Plus tard (en l’an 730 de Rome), le sénat décida, comme nous l’apprend Macrobe, qu’en mémoire des nombreux services qu’Auguste rendit à l’empire pendant le mois sextilis, ce mois s’appellerait Augustus (août).

Ces deux changements de nom furent acceptés. De là les tentatives que firent Tibère, Claude, Néron, Domitien pour inscrire leurs noms dans le calendrier. Heureusement le monde n’a pas eu à souffrir cette ignominie.

Jules César et Sosigène placèrent le jour complémentaire dans le mois de février ; mais la hardiesse ne fut pas aussi grande qu’elle le paraît d’abord ; ce mois malheureux, ce mois pair, conserva son caractère antique : au lieu de le porter à 29 jours dans les années à intercalation, on lui laissa en apparence ses 28 jours primordiaux.

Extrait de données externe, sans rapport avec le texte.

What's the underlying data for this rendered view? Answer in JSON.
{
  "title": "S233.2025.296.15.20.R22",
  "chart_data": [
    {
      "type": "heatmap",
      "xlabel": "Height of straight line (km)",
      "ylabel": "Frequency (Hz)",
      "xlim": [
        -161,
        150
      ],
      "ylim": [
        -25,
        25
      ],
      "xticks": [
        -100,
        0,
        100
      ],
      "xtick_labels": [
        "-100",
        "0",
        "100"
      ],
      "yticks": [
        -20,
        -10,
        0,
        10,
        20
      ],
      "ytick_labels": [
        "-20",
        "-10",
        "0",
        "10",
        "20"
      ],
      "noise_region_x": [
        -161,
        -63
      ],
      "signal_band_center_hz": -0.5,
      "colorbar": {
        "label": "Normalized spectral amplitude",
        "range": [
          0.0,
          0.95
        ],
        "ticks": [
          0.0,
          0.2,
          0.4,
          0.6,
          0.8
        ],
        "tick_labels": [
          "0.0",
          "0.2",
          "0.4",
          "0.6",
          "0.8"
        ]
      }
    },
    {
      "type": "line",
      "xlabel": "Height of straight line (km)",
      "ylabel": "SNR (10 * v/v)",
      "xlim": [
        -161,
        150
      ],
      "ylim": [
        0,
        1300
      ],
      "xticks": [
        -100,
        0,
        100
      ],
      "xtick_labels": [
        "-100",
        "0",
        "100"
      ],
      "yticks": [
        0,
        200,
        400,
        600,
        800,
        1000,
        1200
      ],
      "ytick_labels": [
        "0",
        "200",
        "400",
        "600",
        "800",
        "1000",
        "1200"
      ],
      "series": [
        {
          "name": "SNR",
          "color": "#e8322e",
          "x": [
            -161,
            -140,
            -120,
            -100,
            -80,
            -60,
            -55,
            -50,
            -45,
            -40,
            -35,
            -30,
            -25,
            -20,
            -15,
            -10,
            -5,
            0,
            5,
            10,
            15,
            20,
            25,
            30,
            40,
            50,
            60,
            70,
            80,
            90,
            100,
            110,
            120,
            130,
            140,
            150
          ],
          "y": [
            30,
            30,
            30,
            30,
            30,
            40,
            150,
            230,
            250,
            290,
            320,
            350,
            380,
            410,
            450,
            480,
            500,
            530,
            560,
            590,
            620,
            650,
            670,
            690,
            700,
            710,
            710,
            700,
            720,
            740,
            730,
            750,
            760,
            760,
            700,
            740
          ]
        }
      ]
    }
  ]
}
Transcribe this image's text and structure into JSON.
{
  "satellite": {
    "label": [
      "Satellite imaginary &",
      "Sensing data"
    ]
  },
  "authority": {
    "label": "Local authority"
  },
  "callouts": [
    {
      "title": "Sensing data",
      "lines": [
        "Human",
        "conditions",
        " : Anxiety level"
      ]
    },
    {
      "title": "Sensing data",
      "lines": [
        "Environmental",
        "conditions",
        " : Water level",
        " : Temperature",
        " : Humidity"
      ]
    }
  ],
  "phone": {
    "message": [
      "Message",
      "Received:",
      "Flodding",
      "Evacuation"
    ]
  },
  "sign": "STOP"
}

Il y avait dans ce mois un sixième jour avant les calendes de mars, un jour qu’on appelait sexto-calendas, dans lequel on célébrait la fête du régifuge, instituée en mémoire de l’expulsion de Tarquin. C’est entre ce jour et la veille qu’on plaça le jour intercalaire sous le nom de bissexto-calendas. De là le nom de bissextile donné aux années de 366 jours[1].

Les pontifes successeurs de César furent chargés de présider à l’exécution de la réforme qu’il avait établie ; mais ils se trompèrent en considérant chaque bissextile écoulée, comme faisant partie des quatre années qui devaient fixer la bissextile suivante ; en sorte qu’en réalité, les bissextiles revenaient de trois en trois ans.

Ainsi ces graves personnages, qui n’auraient pas hésité à prédire l’avenir d’après le vol des oiseaux ou sur l’inspection des entrailles d’un animal égorgé par le sacrificateur, ne comprirent pas qu’il fallait multiplier 1/4 par 4 pour obtenir 1. Cette erreur, dans l’application de la réforme julienne, dura trente-six ans. Auguste y porta alors remède, en retranchant les bissextiles de trop qu’on avait introduites dans cette période.

  1. Ce fut vers l’année 45 avant Jésus-Christ, suivant la manière de compter des astronomes, que s’opéra la réforme julienne ; on voit que cette grande transformation ne précéda guère que d’un an la mort de César.